I have to prove that for any positive integer $n$ at least one of $n+3$ and $n^2+3n+3$ is not a perfect cube. Is there a methodical way to solve this problem?
I managed to solve it by contradiction, trying to force it into some sort of algebraic identity.
The solution I found is as follows:
If $n+3$ and $(n^2+3n+3)$ are both cubes then the product is a cube. The product is $n^3+6n^2+12n+9=(n+2)^3+1$. There are no two positive cubes with distance one between them, this is the contradiction.

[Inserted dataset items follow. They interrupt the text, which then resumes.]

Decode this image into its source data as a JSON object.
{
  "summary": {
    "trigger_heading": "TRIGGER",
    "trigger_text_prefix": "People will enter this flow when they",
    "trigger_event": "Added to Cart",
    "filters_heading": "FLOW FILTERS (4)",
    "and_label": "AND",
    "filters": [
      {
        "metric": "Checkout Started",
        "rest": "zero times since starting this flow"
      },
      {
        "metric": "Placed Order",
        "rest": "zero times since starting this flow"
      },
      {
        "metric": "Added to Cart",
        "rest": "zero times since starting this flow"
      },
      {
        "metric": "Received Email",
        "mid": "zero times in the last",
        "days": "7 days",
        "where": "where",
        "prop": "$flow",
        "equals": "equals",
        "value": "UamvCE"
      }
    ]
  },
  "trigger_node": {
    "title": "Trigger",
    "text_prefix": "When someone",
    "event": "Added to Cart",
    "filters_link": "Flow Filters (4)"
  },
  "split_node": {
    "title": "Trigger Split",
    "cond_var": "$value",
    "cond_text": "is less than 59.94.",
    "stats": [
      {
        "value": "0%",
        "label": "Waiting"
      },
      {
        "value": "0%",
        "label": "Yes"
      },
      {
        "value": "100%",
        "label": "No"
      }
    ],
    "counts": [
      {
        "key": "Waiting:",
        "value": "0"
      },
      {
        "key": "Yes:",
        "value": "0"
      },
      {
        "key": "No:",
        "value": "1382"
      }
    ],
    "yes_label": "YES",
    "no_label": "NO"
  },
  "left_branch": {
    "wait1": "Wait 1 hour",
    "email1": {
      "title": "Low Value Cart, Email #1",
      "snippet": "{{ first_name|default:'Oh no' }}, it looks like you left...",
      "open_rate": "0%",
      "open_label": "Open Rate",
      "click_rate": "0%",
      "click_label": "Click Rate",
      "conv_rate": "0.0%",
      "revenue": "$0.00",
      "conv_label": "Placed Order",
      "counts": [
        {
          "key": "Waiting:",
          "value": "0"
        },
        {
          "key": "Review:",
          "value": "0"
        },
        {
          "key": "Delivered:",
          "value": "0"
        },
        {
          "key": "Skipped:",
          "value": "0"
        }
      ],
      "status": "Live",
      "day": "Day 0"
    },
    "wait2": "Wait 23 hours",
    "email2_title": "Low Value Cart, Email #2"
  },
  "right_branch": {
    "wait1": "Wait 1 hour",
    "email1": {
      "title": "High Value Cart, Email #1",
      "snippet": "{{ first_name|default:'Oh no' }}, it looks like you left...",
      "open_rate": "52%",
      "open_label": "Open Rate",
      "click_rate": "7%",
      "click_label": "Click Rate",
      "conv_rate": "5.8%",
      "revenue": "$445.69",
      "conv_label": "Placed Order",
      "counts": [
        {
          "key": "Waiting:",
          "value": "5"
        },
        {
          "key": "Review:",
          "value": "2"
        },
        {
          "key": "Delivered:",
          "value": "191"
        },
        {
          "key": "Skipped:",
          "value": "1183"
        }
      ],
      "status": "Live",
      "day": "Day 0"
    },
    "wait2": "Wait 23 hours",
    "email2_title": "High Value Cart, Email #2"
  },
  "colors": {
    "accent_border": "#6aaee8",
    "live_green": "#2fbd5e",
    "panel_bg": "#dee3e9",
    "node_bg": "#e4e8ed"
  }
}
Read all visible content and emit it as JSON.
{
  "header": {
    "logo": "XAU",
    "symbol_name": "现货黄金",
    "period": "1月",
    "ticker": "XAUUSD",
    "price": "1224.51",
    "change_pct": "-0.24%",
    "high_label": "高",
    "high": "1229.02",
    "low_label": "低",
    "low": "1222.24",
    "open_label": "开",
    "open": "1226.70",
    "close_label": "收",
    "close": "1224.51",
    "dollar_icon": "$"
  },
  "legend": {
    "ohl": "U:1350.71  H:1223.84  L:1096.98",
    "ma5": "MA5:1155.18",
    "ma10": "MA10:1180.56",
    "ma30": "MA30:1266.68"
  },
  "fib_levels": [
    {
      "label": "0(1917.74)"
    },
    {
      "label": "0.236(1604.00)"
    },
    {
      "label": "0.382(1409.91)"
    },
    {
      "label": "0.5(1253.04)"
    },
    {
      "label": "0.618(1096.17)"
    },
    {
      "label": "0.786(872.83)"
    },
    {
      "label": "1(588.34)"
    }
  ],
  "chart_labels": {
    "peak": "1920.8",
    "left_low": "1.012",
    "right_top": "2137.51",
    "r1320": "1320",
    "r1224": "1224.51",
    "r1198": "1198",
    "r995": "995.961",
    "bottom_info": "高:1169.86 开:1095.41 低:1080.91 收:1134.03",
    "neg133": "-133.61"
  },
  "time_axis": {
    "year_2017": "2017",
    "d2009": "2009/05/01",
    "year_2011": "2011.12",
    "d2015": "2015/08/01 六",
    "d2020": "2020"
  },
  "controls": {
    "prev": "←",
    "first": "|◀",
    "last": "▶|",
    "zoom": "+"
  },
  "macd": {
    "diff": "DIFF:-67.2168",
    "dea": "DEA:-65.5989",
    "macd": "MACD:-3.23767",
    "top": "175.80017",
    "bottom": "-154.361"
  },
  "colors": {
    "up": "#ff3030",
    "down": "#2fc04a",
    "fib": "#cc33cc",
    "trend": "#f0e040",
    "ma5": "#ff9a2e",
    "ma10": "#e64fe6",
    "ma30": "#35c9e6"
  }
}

For some reason this seems rather artificial, it makes me think that if one wished to make a very hard problem like this then he could look for much more complicated identities, and then actually finding the contradiction would be a lot harder. Is there a "safer" way to tackle these problems, without having to rely on "luck". (Of course it is not 100% luck because practice makes you a lot faster at finding the way to put together the expression)
$n+3=x^3$, $n=x^3-3$.
$n^2+3n+3=(x^3-3)^2+3(x^3-3)+3=x^6-3x^3+3=(x^2-(1/x))^3+x^{-3}>(x^2-1)^3$, but also $x^6-3x^3+3<(x^2)^3$, so it's not a cube.